The Arab Media Center issued a good study on him, which I believe was behind his friend, the famous Saudi businessman and financier, Saleh Kamel, and other Kuwaiti investors and others. Perhaps that was the most comprehensive study on the man during his first years of study at the university, through his assumption of the position of the Ministry of Economy and until his departure for his private investment activity in the field of money and business, and his health as well until his death.
Jabbari mediates between the former President of South Yemen, Ali Nasir Muhammad (to his right) and the Prime Minister of North Yemen before unity (to his left).
“Talaat Harb Al-Yamani”
This study focused on the influence of Jabbari, a student from the poorest country, not only in the material sense, but more importantly, from the worst system that did not know management throughout history, by the father of the Egyptian economy, Talaat Harb.
Jabbari’s role, influenced by Talaat Harb, before and after the Yemeni revolution of September 1962, was evident in the establishment of major companies (Yemeni Airlines) and banks such as (Yemeni Bank for Reconstruction and Development), and then his struggle to establish a number of Islamic banks in Yemen and the region.

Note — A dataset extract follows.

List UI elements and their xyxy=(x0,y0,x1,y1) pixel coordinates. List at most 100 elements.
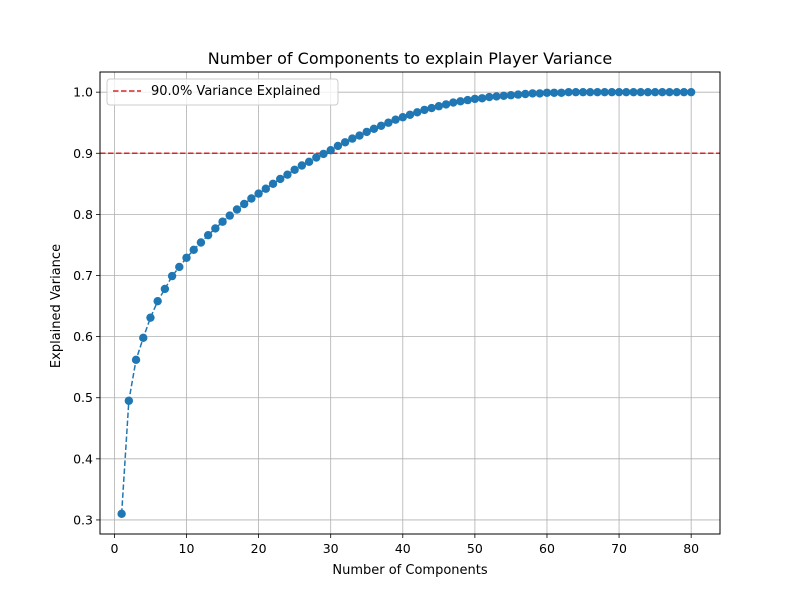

About that period, Jabari said in an interview with the September 26 Weekly, “There was no public sector or an active private sector in Yemen before the revolution, all of which were dead names. Inactivity was prevalent in both sectors, and at first I worked with the founders of the airline in Yemen, and introduced accounting double entry”.
Jabbari began to popularize modern accounting, in which he received an honors degree at the university, on scientific grounds, after he studied it with great diligence at the hands of the professor of the first subject in it, Dr. Abdel Aziz Hegazy, the former Egyptian Prime Minister, whose relations developed after that with his distinguished student.
September 1962
Jabari did not share their revolutionary tendency with the revolutionaries of September 1962, despite his dissatisfaction with the rule of the imams of the Hamid al-Din family.
Jabbari describes his relationship with those revolutionaries, saying: “They knew that if I did not participate with them, I would not betray them, and we walked on such and such, and one day I returned home and found that they had forgotten an open box with me, and they were originally putting locks on the boxes, so I said to see what is in it.” I found a list of officials who should be arrested on the first day of the revolution to be executed.”
Here, it is likely that Jabari took a special position that made the revolutionaries exclude him without the idea of his treason.
Jabbari did not put his finger on anything without leaving his touch on it. In one of his last exploits, he ordered, when he was the trustee of the capital, Sana’a, to paint all concrete and cement buildings white, and the iron doors of shops and stores blue, in a way that was consistent and did not offend the architectural character of old Sana’a. Only the glass building of Yemenia Airways was excluded from this, as a symbol of “modernity”, whose building and logo were scarred by some silver and blue lines.
Jabbari, the Yemeni economic thinker, is gone and has not been repeated, and his country has lost a model of reason, cunning, wisdom and foresight.